Supervised Iterative Computation (SIC)

Updated 4 December 2025

Supervised Iterative Computation (SIC) is a framework that alternates between unconstrained regression and explicit convex projection to enforce constraints such as fairness or physical laws.
It decouples model training from constraint enforcement, allowing any regression model to be used while ensuring convergence via a contraction mapping under mild assumptions.
Empirical evaluations demonstrate SIC’s improved stability, performance, and constraint satisfaction compared to standard regression and Moving Targets methods on benchmark datasets.

Supervised Iterative Computation (SIC) is an algorithmic framework for supervised learning under constraints, specifically targeted at regression tasks where the predicted outputs must satisfy arbitrary convex constraints, such as fairness, physics, or structural requirements. SIC formulates learning as an alternating sequence of unconstrained regression and explicit constraint enforcement by target adjustment and projection, and provides a convergence guarantee via contraction mapping provided certain mild assumptions hold. This decoupled approach allows the use of any off-the-shelf regression model and enables general handling of convex constraint sets.

1. Formal Mathematical Structure

Let $X\in\mathbb{R}^{n\times d}$ denote a set of $n$ input samples, $y\in\mathbb{R}^n$ the ideal target outputs, and $f(X, \theta)\in\mathbb{R}^n$ a parametric regression model with parameters $\theta\in\mathbb{R}^p$ . The SIC framework imposes a closed, convex feasible set $C\subset\mathbb{R}^n$ on the model outputs, encoding required constraints (e.g., fairness, structural properties), and is equipped with a loss function $L:\mathbb{R}^n\times\mathbb{R}^n\to\mathbb{R}_{\ge 0}$ , such as mean squared error (MSE) or mean absolute error (MAE).

Denote by $B = \{ f(X, \theta)\mid \theta\in\mathbb{R}^p \}$ the set of outputs achievable by the model. SIC operates via two fundamental operators:

Constraint projection: $P_{C,L}(u) = \arg\min_{z\in C} L(z, u)$ , projecting onto $C$ .
Model projection: $P_{B,L}(v) = \arg\min_{\hat{y}\in B} L(\hat{y}, v)$ , unconstrained retraining to track a given target $v$ .

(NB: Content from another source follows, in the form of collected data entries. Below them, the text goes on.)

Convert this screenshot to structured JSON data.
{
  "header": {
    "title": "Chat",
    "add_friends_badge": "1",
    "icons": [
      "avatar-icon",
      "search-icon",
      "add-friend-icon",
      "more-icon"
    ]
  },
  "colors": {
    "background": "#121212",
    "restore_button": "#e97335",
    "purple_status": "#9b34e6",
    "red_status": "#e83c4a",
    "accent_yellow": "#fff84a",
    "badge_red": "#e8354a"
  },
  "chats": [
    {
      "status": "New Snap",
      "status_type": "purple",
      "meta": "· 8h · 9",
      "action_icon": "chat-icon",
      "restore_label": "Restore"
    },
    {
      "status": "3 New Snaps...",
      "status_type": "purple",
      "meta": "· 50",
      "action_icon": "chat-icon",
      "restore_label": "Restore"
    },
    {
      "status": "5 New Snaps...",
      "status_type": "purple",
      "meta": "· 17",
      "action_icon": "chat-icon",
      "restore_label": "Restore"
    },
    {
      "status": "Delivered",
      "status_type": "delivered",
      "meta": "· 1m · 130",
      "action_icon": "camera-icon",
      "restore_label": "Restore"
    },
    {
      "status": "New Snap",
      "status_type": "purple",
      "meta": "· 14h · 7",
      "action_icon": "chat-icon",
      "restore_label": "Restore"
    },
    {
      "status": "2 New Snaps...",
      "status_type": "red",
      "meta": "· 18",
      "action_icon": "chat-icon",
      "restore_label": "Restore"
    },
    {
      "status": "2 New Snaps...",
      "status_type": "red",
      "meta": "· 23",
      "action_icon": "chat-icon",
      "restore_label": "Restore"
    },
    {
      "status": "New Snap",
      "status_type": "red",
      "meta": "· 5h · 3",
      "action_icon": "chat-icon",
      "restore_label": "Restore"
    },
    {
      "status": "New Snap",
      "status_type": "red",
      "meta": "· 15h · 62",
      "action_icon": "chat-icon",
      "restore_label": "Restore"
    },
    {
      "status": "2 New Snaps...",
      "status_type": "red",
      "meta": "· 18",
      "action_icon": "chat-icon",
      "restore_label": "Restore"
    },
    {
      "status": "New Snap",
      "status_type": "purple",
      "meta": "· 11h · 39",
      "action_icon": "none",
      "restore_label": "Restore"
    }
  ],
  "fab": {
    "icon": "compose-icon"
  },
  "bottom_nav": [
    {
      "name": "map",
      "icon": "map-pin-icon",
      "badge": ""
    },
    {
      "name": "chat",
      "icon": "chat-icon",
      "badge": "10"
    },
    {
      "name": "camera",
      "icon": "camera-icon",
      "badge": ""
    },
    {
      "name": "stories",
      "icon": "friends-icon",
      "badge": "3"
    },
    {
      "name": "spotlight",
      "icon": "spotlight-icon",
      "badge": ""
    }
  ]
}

An affine extension operator $h:\mathbb{R}^n\to\mathbb{R}^n$ , $h(x) = (1-\alpha) y + \alpha x$ , $\alpha\in[0,1)$ , blends the ideal and current model outputs.

The base SIC iteration is as follows, given the current model prediction $\hat{y}^i$ :

If $\hat{y}^i\notin C$ $\overset{y}{^}^{i} \in / C$ (infeasible),
- Construct the affine-extended target $y^\alpha = (1-\alpha) y + \alpha \hat{y}^i$ .
- Compute $z^i = P_{C,L}(y^\alpha)$ .
If $\hat{y}^i\in C$ $\overset{y}{^}^{i} \in C$ (feasible),
- Compute $z^i = \arg\min_{z\in C} L(z, y)$ subject to $L(z, \hat{y}^i) \le \beta$ .

Then update by solving the unconstrained regression problem $\hat{y}^{i+1} = P_{B,L}(z^i)$ .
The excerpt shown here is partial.